Fannie Mae said its 2008 financial results will probably be disappointing, due to turmoil in the housing markets. Shares dropped 3% on the news. Analysts believe the two GSEs may face significant losses related to subprime and Alt-A securities in the months to come. Unlike many banks, Fannie and Freddie have so far avoided large writedowns, but they are not immune to losses.

Tuesday, December 4, 2007

Citigroup’s Chief Economist Forecasts Large Rate Cuts

Lewis Alexander, Citigroup’s chief economist, said he expects the Fed Funds rate to drop 1 percentage point by mid-2008. He believes the Fed will not be concerned about the dollar’s stability because the currency’s value doesn’t affect consumer prices. Alexander, who’s worked at the Fed before joining Citi, is also optimistic about oil prices and the housing market, and believes the U.S. will not go into recession.

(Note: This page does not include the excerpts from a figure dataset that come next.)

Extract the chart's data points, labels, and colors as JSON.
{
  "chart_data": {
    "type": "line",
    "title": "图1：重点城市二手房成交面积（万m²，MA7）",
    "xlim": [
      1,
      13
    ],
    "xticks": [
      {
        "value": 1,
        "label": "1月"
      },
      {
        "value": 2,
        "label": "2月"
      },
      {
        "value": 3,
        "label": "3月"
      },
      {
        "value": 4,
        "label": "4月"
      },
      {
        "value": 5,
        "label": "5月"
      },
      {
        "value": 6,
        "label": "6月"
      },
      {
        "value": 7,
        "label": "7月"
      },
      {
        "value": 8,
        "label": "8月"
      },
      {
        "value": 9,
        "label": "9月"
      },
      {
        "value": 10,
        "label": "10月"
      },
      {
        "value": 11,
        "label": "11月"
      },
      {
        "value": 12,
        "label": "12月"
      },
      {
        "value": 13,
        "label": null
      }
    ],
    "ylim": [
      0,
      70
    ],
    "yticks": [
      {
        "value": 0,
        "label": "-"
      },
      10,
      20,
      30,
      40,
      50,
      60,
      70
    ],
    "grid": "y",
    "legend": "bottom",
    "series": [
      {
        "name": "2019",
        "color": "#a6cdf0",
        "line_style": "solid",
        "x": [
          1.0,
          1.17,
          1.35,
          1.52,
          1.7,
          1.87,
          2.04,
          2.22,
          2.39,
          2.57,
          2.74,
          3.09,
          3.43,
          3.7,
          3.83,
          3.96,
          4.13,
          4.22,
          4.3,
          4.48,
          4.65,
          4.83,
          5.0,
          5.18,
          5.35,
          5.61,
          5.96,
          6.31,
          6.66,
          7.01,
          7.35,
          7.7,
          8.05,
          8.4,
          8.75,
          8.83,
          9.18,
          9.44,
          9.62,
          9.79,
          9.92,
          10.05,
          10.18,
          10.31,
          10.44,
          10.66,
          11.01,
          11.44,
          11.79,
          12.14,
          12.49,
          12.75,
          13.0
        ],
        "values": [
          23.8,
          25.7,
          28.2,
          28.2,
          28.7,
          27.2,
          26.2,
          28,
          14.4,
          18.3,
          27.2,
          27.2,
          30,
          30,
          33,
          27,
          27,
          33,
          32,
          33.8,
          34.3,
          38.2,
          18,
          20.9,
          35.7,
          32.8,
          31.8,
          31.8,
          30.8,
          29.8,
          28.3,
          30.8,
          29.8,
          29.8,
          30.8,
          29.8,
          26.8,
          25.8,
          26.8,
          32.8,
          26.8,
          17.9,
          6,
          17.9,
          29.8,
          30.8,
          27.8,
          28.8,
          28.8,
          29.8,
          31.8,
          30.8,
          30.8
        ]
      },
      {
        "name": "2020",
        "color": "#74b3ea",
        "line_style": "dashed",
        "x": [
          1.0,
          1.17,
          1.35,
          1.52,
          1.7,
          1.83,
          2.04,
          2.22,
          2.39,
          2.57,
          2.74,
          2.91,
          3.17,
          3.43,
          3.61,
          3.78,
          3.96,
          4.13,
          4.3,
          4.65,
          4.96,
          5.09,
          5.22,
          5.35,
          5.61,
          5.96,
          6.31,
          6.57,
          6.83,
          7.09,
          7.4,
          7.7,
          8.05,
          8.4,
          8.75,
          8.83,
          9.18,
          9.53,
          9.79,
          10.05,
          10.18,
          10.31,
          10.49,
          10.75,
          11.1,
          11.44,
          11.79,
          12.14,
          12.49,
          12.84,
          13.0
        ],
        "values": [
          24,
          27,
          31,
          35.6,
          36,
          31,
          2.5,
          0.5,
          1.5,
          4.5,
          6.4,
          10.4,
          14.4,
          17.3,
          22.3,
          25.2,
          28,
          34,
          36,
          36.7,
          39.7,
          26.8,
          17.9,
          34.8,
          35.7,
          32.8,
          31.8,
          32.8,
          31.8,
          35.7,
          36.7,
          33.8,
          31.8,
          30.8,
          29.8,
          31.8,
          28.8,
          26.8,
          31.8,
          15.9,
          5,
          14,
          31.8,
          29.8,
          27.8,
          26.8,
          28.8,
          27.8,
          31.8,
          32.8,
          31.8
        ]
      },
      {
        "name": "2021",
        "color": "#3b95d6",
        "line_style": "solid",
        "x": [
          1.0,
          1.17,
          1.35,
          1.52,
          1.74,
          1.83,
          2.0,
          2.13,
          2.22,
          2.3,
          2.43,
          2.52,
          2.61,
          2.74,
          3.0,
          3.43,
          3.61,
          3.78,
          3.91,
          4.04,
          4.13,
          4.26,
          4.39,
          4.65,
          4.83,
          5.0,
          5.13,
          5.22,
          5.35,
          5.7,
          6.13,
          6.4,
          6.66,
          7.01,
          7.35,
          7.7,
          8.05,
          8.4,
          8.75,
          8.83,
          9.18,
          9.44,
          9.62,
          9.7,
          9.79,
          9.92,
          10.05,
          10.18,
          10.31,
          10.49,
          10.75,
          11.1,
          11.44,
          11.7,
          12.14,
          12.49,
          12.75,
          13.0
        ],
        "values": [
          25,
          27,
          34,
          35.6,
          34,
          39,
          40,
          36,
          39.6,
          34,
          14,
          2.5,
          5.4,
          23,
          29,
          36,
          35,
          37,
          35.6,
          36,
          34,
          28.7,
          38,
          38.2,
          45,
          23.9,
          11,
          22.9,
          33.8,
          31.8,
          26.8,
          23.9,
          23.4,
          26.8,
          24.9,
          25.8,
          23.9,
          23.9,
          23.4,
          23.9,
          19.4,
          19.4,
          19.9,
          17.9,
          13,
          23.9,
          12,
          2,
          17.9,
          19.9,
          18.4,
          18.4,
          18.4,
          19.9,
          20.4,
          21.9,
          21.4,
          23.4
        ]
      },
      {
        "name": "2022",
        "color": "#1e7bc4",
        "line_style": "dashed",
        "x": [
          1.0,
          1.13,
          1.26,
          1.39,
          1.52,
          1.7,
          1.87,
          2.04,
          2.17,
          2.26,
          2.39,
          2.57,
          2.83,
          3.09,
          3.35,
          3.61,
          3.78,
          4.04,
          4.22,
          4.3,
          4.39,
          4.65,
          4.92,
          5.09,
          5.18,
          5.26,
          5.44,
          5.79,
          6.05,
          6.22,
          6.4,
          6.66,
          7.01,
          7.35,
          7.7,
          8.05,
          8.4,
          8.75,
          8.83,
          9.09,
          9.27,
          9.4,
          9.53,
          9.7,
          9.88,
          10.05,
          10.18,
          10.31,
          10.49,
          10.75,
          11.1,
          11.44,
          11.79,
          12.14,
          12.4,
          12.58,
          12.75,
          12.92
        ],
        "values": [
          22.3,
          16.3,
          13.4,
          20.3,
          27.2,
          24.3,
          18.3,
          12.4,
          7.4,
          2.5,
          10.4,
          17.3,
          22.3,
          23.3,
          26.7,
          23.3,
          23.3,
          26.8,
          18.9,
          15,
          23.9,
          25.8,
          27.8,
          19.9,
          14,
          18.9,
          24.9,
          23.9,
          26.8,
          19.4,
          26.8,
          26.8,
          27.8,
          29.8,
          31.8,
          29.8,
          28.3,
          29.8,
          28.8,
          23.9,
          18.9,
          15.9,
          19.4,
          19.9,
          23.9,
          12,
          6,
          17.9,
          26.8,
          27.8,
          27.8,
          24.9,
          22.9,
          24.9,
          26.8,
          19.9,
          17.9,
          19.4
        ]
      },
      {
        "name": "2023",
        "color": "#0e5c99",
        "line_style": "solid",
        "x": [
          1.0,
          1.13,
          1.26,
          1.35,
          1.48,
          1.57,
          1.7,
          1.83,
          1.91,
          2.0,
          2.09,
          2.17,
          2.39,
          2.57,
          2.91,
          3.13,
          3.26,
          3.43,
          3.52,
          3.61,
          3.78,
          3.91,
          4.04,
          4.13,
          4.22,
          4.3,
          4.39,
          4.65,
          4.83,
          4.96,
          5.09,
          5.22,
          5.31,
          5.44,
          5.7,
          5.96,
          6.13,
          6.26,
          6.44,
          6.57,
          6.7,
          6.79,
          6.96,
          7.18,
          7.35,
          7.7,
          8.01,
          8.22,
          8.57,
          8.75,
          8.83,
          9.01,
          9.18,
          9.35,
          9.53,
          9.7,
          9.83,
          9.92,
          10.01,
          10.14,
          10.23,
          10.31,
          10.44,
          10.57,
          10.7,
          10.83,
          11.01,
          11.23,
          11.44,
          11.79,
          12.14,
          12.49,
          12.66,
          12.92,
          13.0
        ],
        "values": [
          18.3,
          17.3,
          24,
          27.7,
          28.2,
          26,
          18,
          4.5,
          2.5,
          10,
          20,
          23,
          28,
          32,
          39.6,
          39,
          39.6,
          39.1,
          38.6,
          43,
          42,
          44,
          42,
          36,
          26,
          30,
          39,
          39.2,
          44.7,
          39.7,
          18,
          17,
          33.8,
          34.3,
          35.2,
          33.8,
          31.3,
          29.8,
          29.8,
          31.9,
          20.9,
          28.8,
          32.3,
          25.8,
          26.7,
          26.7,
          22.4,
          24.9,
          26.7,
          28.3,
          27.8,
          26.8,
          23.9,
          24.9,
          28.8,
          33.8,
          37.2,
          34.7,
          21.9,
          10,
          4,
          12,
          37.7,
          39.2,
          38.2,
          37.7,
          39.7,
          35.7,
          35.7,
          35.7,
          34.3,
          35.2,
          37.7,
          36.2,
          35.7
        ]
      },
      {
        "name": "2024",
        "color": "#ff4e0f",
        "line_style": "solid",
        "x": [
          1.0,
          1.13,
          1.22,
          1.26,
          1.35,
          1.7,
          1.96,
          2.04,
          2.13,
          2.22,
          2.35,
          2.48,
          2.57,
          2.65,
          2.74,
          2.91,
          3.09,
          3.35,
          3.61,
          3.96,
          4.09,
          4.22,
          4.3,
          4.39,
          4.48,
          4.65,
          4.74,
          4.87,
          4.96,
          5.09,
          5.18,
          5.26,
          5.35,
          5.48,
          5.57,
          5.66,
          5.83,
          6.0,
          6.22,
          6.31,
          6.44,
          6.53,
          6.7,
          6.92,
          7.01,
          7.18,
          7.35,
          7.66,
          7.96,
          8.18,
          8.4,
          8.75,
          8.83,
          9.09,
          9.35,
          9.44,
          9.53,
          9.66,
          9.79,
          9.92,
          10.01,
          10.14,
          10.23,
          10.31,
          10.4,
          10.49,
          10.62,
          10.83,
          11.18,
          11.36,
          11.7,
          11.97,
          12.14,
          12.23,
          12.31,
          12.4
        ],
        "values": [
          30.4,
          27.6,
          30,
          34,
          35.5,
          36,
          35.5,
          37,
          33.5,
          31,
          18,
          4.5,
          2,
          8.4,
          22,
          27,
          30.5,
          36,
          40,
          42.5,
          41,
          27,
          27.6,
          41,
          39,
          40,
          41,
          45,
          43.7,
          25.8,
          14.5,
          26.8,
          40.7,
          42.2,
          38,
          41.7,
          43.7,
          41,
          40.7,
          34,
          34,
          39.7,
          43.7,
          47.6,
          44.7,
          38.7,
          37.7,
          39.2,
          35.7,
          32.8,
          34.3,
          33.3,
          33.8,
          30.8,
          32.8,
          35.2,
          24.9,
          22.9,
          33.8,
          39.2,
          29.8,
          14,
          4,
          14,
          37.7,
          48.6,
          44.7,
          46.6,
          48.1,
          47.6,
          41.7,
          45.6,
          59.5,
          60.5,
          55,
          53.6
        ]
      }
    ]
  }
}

All of this is highly debatable, given all the evidence to the contrary we’ve seen so far. Recession is probably around the corner, or already beginning in some local markets, and the dollar’s weakness does affect the prices of imported goods. While a weak dollar benefits the GDP and the job market, its advantages do not offset all the trouble it causes. While a 3.5% Fed Funds rate is not impossible, a great many companies and financial structures will need go under before the Fed cuts this deep. They’ve seen what happened the last time they cut interest rates too low, and they’ll probably look for other ways to prop up the economy. Alexander said energy prices are unlikely to rise from now on, but should the Fed cut, as it is expected to, on Dec.11, oil may well skyrocket beyond $100/barrel, despite the recent drop in prices. Perhaps Alexander is being optimistic, or perhaps he knows something most of us don’t. However, we’ve already seen too many top economists denying the obvious to believe in things the just seem illogical.

Monday, December 3, 2007

Consumer Spending Slowed In October

Growth in consumer spending slowed to the lowest level in 4 months in October, the Commerce Department reported Friday. Spending increased a mere 0.2%, the smallest increase since June. This is slightly below the expected increase of 0.3%. Individual incomes grew by 0.2% as well, which is the slowest pace in 6 months and slower than expected. Gross domestic product increased by 3.9% in Q3, but economists believe the current quarter will not be as robust, with growth possibly slowing to 1% annual rate.

Construction dropped 0.8%, in the 20th consecutive month of declines for the industry and the biggest decline since July. The slowdown in the housing industry may lead to more layoffs, and even weaker consumer spending. Rising inflation is scaring off consumers and, despite a relatively strong beginning, retailers are bracing for a tough holiday season this year.